Innovative Speech Recognition Systems Will Win Over Consumers
Consumers are frequently frustrated by first generation speech recognition technology, but firms like Interactions are successfully blending Artificial Intelligence (AI) and human understanding to achieve nearly 100 percent accuracy. Some customers speak softly, unclearly, or with accents that can befuddle a speech recognition system, while others have service issues beyond the ability of a bot to comprehend. When an interaction goes off the rails, the result is a customer experience that’s memorable for all the wrong reasons. The new hybrid speech recognition systems address this problem cleverly, leaving routine, unambiguous transactions to technology and letting live staff develop satisfying two-way conversations while spending more time helping the customer who really needs it.
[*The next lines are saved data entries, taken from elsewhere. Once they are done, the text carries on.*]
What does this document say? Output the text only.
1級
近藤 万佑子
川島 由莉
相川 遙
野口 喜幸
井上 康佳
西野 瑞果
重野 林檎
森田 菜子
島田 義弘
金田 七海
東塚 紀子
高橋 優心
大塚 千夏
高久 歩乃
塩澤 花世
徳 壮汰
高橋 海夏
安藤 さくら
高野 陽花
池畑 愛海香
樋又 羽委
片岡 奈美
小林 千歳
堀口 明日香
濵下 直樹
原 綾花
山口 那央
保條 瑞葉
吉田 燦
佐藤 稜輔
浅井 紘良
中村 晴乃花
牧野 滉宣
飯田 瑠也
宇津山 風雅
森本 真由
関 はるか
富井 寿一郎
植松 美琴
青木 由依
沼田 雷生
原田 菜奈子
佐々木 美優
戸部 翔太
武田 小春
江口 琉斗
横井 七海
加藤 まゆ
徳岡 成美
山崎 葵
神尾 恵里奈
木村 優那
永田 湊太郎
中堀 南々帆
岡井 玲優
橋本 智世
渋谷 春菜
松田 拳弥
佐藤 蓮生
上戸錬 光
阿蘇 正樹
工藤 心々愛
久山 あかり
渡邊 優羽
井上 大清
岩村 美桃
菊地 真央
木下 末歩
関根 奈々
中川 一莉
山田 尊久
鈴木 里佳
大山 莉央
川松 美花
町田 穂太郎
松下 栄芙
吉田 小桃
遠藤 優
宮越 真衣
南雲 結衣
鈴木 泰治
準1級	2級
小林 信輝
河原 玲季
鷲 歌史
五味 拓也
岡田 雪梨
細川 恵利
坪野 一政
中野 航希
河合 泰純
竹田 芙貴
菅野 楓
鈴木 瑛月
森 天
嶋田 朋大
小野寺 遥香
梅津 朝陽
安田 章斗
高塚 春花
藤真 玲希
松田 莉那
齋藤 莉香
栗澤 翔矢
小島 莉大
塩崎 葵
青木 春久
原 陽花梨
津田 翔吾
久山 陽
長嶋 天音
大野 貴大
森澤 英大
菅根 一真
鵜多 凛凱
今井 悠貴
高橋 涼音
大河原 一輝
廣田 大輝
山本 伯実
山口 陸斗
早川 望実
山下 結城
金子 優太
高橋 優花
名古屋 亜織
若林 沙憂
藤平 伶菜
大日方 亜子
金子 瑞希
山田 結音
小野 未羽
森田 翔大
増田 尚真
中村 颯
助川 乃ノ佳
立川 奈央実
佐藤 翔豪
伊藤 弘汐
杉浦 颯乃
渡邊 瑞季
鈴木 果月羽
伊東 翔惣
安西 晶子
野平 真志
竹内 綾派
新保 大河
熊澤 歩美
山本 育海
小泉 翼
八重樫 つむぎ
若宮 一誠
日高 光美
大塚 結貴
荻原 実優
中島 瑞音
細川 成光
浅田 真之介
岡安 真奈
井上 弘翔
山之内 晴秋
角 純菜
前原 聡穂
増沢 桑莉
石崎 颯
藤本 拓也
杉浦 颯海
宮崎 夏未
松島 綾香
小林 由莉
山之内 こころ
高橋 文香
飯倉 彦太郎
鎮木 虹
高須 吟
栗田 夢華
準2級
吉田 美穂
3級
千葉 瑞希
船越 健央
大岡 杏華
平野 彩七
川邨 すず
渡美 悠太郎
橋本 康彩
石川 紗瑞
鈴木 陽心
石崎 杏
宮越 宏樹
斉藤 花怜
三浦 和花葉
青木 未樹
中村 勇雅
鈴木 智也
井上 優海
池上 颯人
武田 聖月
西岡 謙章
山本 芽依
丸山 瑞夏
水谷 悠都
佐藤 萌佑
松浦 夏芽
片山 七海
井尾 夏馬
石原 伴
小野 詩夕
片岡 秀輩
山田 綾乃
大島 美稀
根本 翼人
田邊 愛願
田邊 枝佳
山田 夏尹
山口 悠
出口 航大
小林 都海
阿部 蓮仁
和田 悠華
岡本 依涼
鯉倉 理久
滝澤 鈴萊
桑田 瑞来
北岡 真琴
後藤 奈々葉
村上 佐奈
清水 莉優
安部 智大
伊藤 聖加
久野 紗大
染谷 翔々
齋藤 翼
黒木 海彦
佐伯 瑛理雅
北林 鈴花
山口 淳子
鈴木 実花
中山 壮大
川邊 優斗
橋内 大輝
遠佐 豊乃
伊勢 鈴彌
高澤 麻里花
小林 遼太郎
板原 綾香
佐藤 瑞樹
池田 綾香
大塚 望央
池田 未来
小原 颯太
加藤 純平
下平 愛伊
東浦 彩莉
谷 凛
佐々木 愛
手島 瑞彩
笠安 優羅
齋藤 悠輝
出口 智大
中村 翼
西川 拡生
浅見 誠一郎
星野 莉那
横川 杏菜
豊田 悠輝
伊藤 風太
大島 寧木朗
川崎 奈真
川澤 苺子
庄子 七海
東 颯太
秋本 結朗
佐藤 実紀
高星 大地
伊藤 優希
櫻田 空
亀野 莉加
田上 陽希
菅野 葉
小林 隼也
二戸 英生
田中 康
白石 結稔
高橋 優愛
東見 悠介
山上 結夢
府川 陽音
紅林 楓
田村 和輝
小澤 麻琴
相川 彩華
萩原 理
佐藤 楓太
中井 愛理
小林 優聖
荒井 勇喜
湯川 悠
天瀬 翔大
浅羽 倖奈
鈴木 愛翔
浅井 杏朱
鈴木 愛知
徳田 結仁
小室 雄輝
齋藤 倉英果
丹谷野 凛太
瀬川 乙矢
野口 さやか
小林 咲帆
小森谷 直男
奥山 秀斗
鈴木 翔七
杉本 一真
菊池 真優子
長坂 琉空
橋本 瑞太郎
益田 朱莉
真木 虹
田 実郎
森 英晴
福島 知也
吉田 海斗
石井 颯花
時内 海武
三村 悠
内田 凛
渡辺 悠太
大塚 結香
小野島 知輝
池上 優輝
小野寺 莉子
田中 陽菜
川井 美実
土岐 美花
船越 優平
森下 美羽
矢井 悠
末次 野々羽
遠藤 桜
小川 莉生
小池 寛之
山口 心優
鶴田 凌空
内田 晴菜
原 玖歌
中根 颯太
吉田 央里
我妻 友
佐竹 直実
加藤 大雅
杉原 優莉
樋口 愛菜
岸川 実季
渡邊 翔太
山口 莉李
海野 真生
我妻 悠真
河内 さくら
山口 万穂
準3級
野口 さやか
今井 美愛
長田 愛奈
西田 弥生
Businesses that closely follow trends in customer service are always contemplating what’s new, exciting, and able to help them stand out from the crowd. Transactions are soon forgotten; experiences and emotions make memories. Is your customer service memorable? Are you missing opportunities to create human connections? A new year is at hand, full of promise. Dig more deeply into these 2018 trends and find creative ways to leverage the most relevant ones. The quintessential customer experience will be yours to deliver.